Bytes 10 to (L - 18) (Telemetry Payload): This section contains a 9-byte internal header (which includes a Function ID) followed by the actual sensor data structure. This entire section is G3RUH scrambled.
Bytes (L - 17) to (L - 16) (Software CRC): A 16-bit software CRC calculated over the unscrambled telemetry payload. This is also G3RUH scrambled.
Last 16 Bytes, Bytes (L - 15) to L (RS Parity): Reed-Solomon Parity (16 bytes) calculated over the scrambled payload. This is appended at the very end of the packet for forward error correction.
To read the actual data, you need to strip the 16-byte RS parity at the end, descramble the payload and the CRC using a standard G3RUH descrambler, and then parse the internal structure.

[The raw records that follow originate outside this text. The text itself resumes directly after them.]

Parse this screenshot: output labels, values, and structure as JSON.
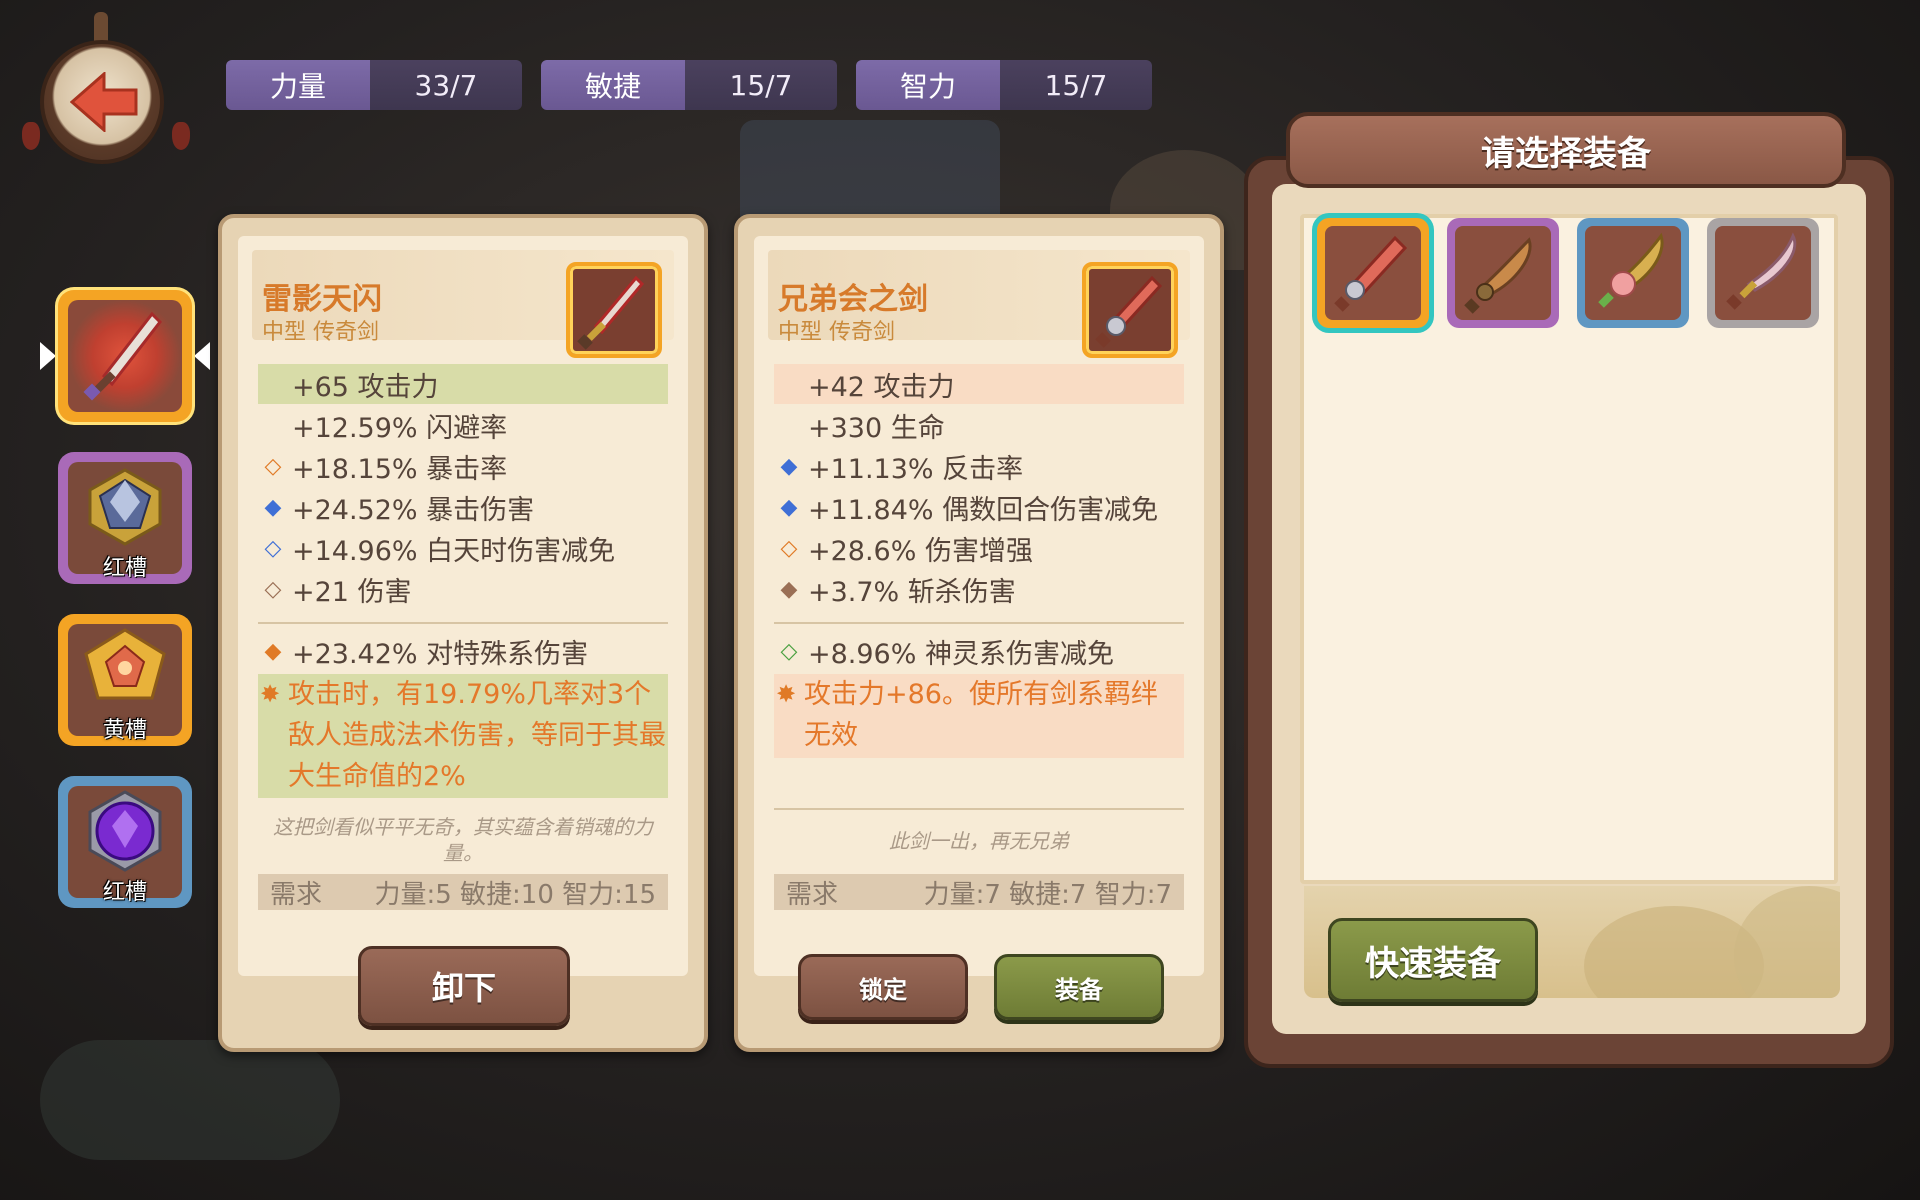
{
  "stats": [
    {
      "label": "力量",
      "value": "33/7"
    },
    {
      "label": "敏捷",
      "value": "15/7"
    },
    {
      "label": "智力",
      "value": "15/7"
    }
  ],
  "slots": [
    {
      "label": ""
    },
    {
      "label": "红槽"
    },
    {
      "label": "黄槽"
    },
    {
      "label": "红槽"
    }
  ],
  "equipped": {
    "name": "雷影天闪",
    "type": "中型 传奇剑",
    "attributes": [
      {
        "icon": "",
        "text": "+65 攻击力"
      },
      {
        "icon": "",
        "text": "+12.59% 闪避率"
      },
      {
        "icon": "◇",
        "text": "+18.15% 暴击率"
      },
      {
        "icon": "◆",
        "text": "+24.52% 暴击伤害"
      },
      {
        "icon": "◇",
        "text": "+14.96% 白天时伤害减免"
      },
      {
        "icon": "◇",
        "text": "+21 伤害"
      }
    ],
    "bonus": {
      "icon": "◆",
      "text": "+23.42% 对特殊系伤害"
    },
    "special": "攻击时，有19.79%几率对3个敌人造成法术伤害，等同于其最大生命值的2%",
    "flavor": "这把剑看似平平无奇，其实蕴含着销魂的力量。",
    "req_label": "需求",
    "req_value": "力量:5 敏捷:10 智力:15",
    "unequip_label": "卸下"
  },
  "candidate": {
    "name": "兄弟会之剑",
    "type": "中型 传奇剑",
    "attributes": [
      {
        "icon": "",
        "text": "+42 攻击力"
      },
      {
        "icon": "",
        "text": "+330 生命"
      },
      {
        "icon": "◆",
        "text": "+11.13% 反击率"
      },
      {
        "icon": "◆",
        "text": "+11.84% 偶数回合伤害减免"
      },
      {
        "icon": "◇",
        "text": "+28.6% 伤害增强"
      },
      {
        "icon": "◆",
        "text": "+3.7% 斩杀伤害"
      }
    ],
    "bonus": {
      "icon": "◇",
      "text": "+8.96% 神灵系伤害减免"
    },
    "special": "攻击力+86。使所有剑系羁绊无效",
    "flavor": "此剑一出，再无兄弟",
    "req_label": "需求",
    "req_value": "力量:7 敏捷:7 智力:7",
    "lock_label": "锁定",
    "equip_label": "装备"
  },
  "select_panel": {
    "title": "请选择装备",
    "quick_equip_label": "快速装备"
  },
  "colors": {
    "legendary_orange": "#f4a424",
    "epic_purple": "#a96ab8",
    "rare_blue": "#5f97c2",
    "common_gray": "#a9a4a4",
    "selected_teal": "#33c6c0",
    "blue_diamond": "#3f6fd6",
    "orange_diamond": "#e07a26",
    "brown_diamond": "#9a6f55",
    "green_diamond": "#4aa040"
  }
}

Currently, we are only planning to release the data structure for our Power/Battery telemetry. When the Function ID inside the descrambled payload equals 0, the data following the internal header is our EPS (Electrical Power System) telemetry, containing our battery voltages, currents, and power generation status.
We are finalizing a standalone decoder/parser for the EPS telemetry. We will publish this parser on our GitHub repository in a few days so that the amateur radio community can easily decode and monitor our satellite’s power status. I will share the GitHub link in this thread as soon as it is ready!
Thank you again for your amazing support and for keeping an eye on PARUS-6U1!